THE US AND GUYANA


The visit of US Deputy Assistant Secretary of State, Barbara Feinstein, to Guyana, and her wide-ranging discussions, mark an important step in the evolving relations between the US and Guyana. In the past, Guyana was not on the itinerary of high-ranking US officials. Prior to the visit of Mike Pompeo, Secretary of State in 2020, the last visit of a senior official was that of Phillip Habib, US Under Secretary of State, in June 1977 when he said as regards human rights: “This is not, in our view, a problem in Guyana.” The US was then mending a quarrel with the Burnham administration over the terrorist bombing of a Cuban aircraft in October 1976 in which 73 persons, 11 of whom were Guyanese, died. Now expected to play a greater role in Latin America because of the discovery of large petroleum resources, in which US companies are involved, the US interest in Guyana has escalated.

US policies have influenced the course of Guyana’s development in important respects over the past sixty years, in negative ways, for half of that period. The US and Guyana have now overcome those difficult decades. Unfortunately, this period, not only in Guyana, but against many moderately progressive leaders of developing countries had imposed a restraint on expressions of admiration of the inspiring portions of US history. One small example in relation to Guyana was the PPP’s historic efforts to pass a law requiring employers to recognize trade unions. Its effort to pass that law in 1953, based on US federal law, incurred the wrath of the British Government. A second attempt in 1963 was met with devastating violence which we now know was supported and financed by the CIA. The PPP’s campaign, started in 1953, for that trade union law, copied from the US, took 40 years to achieve in the middle 1990s. Jagan and the PPP were deeply inspired by the successful labour struggles, civil rights struggles and congressional democracy.

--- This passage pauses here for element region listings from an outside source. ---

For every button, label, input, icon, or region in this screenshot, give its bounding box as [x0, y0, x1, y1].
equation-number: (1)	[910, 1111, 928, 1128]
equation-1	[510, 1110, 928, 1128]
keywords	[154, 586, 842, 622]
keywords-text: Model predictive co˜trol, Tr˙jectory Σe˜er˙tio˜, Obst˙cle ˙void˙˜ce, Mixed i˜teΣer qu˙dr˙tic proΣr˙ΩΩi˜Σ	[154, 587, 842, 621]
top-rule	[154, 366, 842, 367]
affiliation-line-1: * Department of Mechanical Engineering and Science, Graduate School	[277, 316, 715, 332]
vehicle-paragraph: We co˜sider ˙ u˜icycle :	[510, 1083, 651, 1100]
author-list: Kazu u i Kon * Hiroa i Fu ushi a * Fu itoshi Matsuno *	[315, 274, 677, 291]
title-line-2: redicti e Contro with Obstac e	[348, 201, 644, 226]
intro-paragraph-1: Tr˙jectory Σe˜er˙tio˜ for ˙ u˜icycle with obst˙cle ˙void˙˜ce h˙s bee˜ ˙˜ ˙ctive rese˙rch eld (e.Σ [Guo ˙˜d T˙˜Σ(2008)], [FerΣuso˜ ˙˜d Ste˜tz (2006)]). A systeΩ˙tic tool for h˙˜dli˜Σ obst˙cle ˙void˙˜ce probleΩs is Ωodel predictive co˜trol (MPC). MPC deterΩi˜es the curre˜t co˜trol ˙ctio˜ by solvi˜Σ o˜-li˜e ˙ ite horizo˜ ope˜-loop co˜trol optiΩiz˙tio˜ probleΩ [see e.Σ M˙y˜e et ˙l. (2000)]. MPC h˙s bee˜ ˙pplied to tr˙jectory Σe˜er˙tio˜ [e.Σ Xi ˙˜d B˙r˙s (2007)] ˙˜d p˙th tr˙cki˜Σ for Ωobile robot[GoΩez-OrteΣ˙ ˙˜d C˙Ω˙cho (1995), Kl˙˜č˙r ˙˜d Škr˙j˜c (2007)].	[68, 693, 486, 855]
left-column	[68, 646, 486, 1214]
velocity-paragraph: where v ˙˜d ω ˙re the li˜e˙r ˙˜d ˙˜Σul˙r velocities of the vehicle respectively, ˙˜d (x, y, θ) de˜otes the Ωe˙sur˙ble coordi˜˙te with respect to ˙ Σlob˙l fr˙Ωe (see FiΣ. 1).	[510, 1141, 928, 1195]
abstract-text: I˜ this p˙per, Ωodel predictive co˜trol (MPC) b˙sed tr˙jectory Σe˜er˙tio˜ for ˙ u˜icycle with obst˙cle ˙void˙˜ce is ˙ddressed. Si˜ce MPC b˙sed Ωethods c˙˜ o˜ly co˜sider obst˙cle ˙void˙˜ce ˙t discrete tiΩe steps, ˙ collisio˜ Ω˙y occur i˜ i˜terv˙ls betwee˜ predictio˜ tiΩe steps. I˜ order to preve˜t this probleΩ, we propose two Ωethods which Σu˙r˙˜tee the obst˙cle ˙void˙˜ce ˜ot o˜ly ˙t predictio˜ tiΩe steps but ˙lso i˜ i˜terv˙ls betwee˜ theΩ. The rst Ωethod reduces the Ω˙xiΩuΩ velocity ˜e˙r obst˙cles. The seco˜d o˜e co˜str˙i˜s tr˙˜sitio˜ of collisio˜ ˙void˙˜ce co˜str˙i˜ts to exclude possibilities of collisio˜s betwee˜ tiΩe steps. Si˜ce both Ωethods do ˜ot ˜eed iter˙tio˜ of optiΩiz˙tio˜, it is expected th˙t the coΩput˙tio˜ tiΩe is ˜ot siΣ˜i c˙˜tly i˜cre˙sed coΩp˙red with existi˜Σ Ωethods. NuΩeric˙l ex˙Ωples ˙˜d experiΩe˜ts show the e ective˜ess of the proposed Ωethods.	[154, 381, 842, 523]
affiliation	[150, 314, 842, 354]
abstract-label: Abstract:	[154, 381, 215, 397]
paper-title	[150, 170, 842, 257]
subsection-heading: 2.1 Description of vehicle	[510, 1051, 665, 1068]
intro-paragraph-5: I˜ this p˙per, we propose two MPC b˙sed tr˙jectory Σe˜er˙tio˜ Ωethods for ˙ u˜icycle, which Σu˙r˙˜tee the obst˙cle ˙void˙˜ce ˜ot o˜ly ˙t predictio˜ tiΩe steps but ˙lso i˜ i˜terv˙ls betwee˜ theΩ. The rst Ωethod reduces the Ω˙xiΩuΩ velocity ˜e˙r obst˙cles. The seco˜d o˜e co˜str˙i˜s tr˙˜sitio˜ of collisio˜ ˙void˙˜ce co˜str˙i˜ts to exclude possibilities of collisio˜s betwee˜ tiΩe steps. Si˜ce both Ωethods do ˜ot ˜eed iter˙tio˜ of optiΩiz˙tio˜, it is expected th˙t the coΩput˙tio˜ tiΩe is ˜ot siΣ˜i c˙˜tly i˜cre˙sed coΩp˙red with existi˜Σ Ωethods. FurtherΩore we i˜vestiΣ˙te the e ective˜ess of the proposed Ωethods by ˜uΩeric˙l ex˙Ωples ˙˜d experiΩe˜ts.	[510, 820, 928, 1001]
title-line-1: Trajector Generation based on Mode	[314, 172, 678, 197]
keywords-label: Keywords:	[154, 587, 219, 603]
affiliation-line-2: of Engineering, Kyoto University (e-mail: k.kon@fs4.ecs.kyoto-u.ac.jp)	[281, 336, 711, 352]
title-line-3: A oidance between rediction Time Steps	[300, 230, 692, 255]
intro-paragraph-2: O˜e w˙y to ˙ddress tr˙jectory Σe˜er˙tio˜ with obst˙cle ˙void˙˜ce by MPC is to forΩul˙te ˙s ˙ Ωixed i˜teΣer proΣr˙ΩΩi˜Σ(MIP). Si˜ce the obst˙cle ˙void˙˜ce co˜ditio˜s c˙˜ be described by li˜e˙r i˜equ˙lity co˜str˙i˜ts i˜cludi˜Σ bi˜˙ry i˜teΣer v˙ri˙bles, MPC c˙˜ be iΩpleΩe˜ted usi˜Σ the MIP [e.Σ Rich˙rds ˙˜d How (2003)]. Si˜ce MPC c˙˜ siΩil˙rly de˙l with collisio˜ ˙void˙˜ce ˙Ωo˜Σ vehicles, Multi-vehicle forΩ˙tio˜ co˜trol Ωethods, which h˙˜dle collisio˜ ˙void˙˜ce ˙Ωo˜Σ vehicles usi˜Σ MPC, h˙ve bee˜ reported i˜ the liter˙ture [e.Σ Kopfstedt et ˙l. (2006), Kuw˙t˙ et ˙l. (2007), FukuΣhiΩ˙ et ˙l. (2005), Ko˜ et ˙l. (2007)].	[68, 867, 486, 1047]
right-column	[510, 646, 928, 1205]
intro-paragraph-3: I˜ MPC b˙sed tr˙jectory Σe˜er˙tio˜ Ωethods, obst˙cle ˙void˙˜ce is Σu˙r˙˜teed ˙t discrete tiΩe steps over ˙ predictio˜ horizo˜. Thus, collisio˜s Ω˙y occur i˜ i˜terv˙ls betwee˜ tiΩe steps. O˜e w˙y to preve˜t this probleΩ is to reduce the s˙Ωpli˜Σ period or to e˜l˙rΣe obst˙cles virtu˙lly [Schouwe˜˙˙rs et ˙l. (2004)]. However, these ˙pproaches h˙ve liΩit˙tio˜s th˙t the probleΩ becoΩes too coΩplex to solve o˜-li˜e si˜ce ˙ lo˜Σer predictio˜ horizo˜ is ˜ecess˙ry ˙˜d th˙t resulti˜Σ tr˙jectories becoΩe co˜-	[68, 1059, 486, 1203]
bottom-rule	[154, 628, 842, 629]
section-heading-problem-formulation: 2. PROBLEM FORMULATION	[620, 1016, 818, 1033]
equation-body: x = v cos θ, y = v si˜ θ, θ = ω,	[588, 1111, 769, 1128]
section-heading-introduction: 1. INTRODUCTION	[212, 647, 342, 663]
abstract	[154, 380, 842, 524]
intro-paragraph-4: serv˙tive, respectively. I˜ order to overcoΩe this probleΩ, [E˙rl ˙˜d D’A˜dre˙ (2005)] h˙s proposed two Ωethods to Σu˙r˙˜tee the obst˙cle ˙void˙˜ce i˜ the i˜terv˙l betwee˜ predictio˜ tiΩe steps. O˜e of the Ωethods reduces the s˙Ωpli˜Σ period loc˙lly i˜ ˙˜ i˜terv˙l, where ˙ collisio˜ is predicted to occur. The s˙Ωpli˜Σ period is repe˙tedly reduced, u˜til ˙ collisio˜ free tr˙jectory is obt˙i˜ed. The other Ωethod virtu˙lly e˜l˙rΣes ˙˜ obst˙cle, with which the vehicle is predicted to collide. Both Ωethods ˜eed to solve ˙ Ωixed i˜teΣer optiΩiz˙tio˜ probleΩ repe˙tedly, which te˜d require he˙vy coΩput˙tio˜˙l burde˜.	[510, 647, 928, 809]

Fortunately, by 1990 US policy towards Guyana changed and much has been done since then to assist and support Guyana in many areas of development. During the period I worked in the elections commission, on constitutional reform and in the national assembly, I experienced firsthand the wide range of assistance offered to Guyana and its sustained implementation. It was material and substantial and did much to advance Guyana’s democratic development. Apart from the US government, non-US governmental agencies like Inter-American Development Bank (IDB), the World Bank, the Carter Centre, the National Democratic Institute (NDI) and, more recently, the Republican Institute and others have also independently contributed in various ways to Guyana’s development. Of fundamental importance in these efforts is the contribution of the US to the strengthening of Guyana’s democracy and, in particular, its electoral democracy. These efforts were slow and painstaking, but they rewarded Guyana with a fairly stable democratic regime, notwithstanding the post-elections, ethnic-related violence, inspired by the PNC, PNCR, APNU in 1992, 1997, 2001 and 2020. The US’s role in 2020 in saving democracy in Guyana, led by the much-admired, Ambassador Sarah Ann Lynch, will mark an historic event in US-Guyana relations.

There is a perspective to allegations of elections rigging in the post 1990 era. Before the ink was dry on the new elections laws in 1990-1991, the PNCR began to accuse the PPP Government of rigging the elections – pot calling kettle black. The most glaring contradictions in these accusations went unnoticed. The PPP was accused of rigging the 1992 elections when it was in opposition with 8 seats in Parliament. It was again accused of rigging the 2020 elections, when it was in opposition, by means of an allegedly bloated list which allegedly facilitated voting by non-resident and dead Guyanese. It should now be clear to all that the charges of election-rigging have nothing to do with the PPP, but everything to do with APNU’s explanation for its failure to win elections. The simple question to be asked for 2020 is: Why did the APNU+AFC government not create a new voters’ list while in office? The excuse of a bloated list facilitating fraud, when the APNU was vigilantly present at every stage of the electoral process, is a load of hypocritical bull and the PNCR knows that.

Most elections observers in the past have tried to placate the PNC/PNCR/APNU on the issue of election rigging, by suggesting an elections’ commission of ‘independent’ persons. I would support such a commission. I know fiercely independent persons of unchallengeable integrity that many of us can only dream to aspire to – Joe Singh, Jonathan Yearwood, Kenneth Benjamin, Melinda Janki, Josephine Whitehead and many others. But these persons, like all previous Chairs of Elections Commission, except one, who were selected by the PNCR, will be reluctant because they will be damnified by that party, when it does not get its way.

An ’independent’ elections commission is something that we should strive for. But after expending so much treasure to build Guyana’s democracy, the US should know that the problem in Guyana is not the composition of the elections commission, which would not, in the long run, satisfy APNU. It is the problem of ethno-political dominance. This is where the US should direct its efforts.